Shares of Luckin Coffee (LKNC.Y 1.09%) plummeted on Friday as myriad negative factors continued to weigh on the beleaguered Chinese coffeehouse chain.
As of 1:36 p.m. EDT, Luckin's stock was down more than 30%.
Luckin Coffee's stock crashed in April after the company disclosed that it was investigating its chief operating officer for allegedly inflating sales by hundreds of millions of dollars. Several weeks later, Luckin fired COO Jian Liu and CEO Jenny Zhiya Qian due to their alleged roles in the scandal.
Then on May 19, Luckin received a delisting notice from Nasdaq, citing the company's fabricated sales transactions and investors' concerns about them. Luckin requested a hearing, which is expected to occur in approximately 30 to 45 days.

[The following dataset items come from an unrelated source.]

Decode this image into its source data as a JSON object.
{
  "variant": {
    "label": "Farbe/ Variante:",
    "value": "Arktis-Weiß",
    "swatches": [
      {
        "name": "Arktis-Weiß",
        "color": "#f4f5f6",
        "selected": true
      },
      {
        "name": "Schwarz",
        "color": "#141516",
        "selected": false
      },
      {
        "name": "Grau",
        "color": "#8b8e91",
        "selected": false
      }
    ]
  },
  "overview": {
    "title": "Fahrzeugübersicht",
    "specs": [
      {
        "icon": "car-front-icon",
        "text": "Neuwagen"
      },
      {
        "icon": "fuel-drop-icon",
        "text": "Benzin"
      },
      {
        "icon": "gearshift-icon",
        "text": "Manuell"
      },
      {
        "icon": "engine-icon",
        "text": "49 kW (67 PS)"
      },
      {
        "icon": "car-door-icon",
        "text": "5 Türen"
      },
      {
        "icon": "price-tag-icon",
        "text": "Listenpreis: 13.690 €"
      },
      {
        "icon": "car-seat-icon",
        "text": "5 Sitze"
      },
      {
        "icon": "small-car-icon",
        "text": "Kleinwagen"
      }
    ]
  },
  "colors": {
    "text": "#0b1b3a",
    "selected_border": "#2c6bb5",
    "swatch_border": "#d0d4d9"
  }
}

The stock resumed trading on May 20, ending a trading halt that Nasdaq had enacted on Luckin's shares on April 7 after news of the accounting scandal broke. Luckin's stock price went on to plunge further once more investors had the opportunity to sell their shares.

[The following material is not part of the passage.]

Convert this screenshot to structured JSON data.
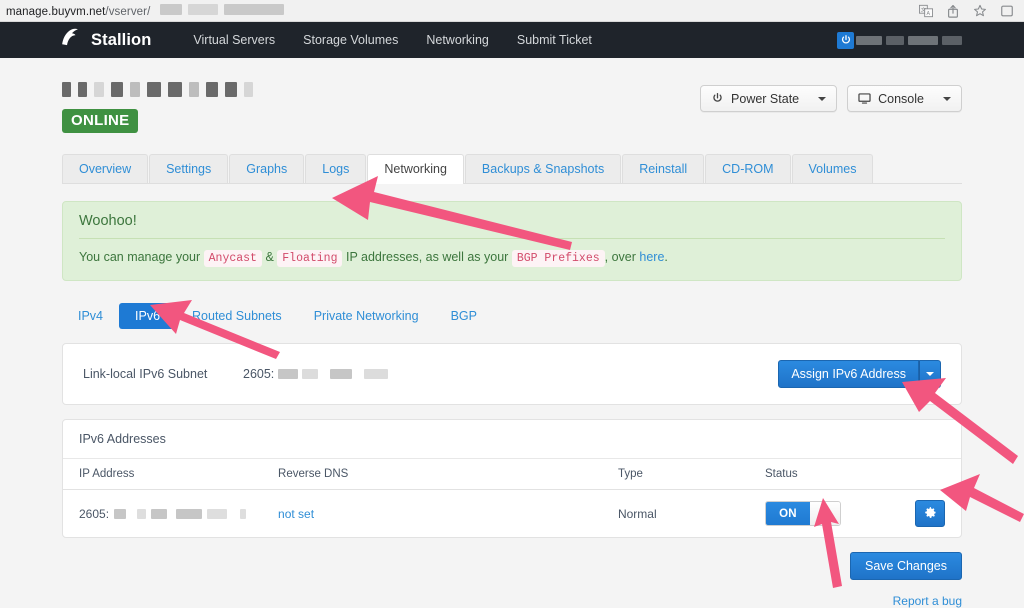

Despite the stock's devastating losses in recent weeks, there's a strong possibility that even more pain could lie ahead for Luckin Coffee's shareholders. Some investors, such as Quo Vadis Capital president John Zolidis, believe that the end result of the company's accounting scandal could be a "complete wipe-out for equity holders."
"Leaving aside the fraud, the figures that are available suggest that Luckin Coffee never had a viable business model," Zolidis told MarketWatch on Thursday. "The company grew too fast and acquired customers via promotional offers, without ever proving the economics."
To Zolidis' point, Luckin Coffee has failed to generate sustained operating profits during its short life as a public company -- and with its mounting losses, it's possible it could descend into bankruptcy before it's ever able to do so.